Yüreği ve bilincini ezilenlerin dünyasından firar ettirmemekte direnen, özellikle şu dönemde Afganistan ve halkıyla, “başka bir dünya mümkün” diyerek “bambaşka dünyalarla” ilgili gelişmeleri takip edip, okuyan-yazan tüm yüreklerin, mahpus duvarları kokan bu zengin arşive de dokunabilmesi umuduyla...

***

“Sineğin kanadından yağ çıkarma işi”

“Bugünkü Afgan Rejimi’nin insanlık dışı, barbar bir rejim olduğu doğrudur. Hiroşima ve Nagazaki’yi yok eden, devletleri işgal eden, darbeler düzenleyen, bölgesel savaşlara dolar ve silah akıtan, Kyoto Anlaşması’na imza atmayarak ozon tabakası deliğinin genişlemesini hızlandıran Amerikan Devleti, Taliban Rejimi’nden daha az mı barbardır?

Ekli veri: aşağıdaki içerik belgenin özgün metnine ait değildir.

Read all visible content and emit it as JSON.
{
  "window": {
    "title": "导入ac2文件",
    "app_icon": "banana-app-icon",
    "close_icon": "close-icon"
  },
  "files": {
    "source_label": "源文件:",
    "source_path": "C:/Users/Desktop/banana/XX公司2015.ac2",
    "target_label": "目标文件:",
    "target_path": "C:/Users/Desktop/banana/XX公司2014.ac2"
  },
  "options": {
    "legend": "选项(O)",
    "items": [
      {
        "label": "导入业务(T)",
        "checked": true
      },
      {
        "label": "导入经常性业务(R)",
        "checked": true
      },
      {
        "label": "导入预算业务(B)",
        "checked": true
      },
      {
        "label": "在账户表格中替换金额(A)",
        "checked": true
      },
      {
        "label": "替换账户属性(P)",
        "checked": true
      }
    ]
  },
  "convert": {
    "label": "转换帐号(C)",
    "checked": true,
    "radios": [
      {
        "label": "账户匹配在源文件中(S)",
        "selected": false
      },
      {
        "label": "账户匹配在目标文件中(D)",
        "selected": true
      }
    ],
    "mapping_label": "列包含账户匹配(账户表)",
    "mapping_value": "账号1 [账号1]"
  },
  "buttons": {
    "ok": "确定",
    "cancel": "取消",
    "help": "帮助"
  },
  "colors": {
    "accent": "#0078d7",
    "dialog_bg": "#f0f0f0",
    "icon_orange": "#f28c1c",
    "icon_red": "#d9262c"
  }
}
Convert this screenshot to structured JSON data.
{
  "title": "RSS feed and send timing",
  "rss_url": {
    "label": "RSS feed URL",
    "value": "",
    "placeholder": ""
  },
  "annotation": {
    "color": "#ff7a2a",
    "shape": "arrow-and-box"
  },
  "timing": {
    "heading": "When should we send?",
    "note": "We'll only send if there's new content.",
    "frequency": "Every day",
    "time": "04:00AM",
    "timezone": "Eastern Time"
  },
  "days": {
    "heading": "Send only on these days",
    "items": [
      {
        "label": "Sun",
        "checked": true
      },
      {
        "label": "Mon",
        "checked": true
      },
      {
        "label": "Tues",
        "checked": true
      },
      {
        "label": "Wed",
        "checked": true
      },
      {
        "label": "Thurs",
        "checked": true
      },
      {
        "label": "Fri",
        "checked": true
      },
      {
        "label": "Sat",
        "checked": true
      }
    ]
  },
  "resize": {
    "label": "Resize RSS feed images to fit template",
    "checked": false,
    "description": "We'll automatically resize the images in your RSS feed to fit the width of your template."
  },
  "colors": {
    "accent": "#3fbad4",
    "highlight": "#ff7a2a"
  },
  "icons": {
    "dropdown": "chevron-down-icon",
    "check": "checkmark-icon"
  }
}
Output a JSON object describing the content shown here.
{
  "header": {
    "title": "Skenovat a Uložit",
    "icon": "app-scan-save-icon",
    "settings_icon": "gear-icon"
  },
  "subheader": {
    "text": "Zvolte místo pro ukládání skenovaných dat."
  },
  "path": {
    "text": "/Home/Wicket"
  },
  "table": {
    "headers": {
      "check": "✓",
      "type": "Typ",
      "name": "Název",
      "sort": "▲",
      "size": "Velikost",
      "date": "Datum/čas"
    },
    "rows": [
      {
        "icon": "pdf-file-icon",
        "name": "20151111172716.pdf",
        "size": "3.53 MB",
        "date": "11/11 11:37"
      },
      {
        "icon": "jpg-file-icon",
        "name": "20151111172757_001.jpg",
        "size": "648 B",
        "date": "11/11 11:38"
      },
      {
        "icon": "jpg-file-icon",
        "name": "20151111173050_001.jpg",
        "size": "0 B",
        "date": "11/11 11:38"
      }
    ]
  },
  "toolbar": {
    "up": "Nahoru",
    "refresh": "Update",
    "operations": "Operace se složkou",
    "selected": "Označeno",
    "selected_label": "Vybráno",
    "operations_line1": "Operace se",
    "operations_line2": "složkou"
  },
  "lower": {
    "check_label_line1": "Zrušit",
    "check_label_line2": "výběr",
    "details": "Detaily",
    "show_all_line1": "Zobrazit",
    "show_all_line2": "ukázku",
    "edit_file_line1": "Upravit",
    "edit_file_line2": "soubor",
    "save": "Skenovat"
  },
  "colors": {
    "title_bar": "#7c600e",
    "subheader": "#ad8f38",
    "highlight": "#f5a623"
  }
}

Yeryüzünün en büyük modern barbarlarını görmek isteyenler bakışlarını batıya çevirmelidirler.”

Devlet-polis şiddetinden aile içi şiddete dek şiddetin, buna paralel işgallerin-savaşların da böylesine doğallaştığı ve kanıksandığı, kapitalizmin yasalarının çok doğal bir şekilde bireylerin tüm ilişkilerine, iliklerine dek sirayet ettiği bir tarihsel virajda, 51 yıl önce yazılan bu kitabın, gerçekten “antika” değerinde bir arşivlenişi var.

Açıkça ifade etmekten çekinmeyeceğim. Kendi koşullarım-yaşamım içerisinde yaklaşık bir on yıldır Afganistan’dan gelenleri ve Avrupa’da onların başlarına getirilenleri, bu vesileyle Afganistan’da yıllarca yaşamış olanların yaptığı araştırmaları canlı canlı okuma-takip edebilme, onların arşivlerine dalabilme olanağını bulmuşken, bu kitapta aktarılabilmiş olanların edinebildiğimiz bilgilerin çok ama çok gerisinde kalacağını düşünmüştüm. Yanılmışım!

Muzaffer Oruçoğlu bu kitabı, 1979’un 24 aralığında başlayan yeni bir Afganistan işgali sırasında, Niğde Cezaevi’nde yazmaya başlar. Sovyet işgalinin başlamasıyla birlikte dergi, gazete, radyo, ansiklopedi, ne tür kaynak bulduysa ve kim ne biliyorsa, hepsini notlar alarak tamamlar.

“Sineğin kanadından yağ çıkarma işiydi bu. O zamanki felsefem de zaten, “bir yavru karınca sidiğinin, deryaya faydası var,” felsefesiydi. İnsan, yokluğu varlığa, olanaksızlığı olanağa dönüştürebilirdi.”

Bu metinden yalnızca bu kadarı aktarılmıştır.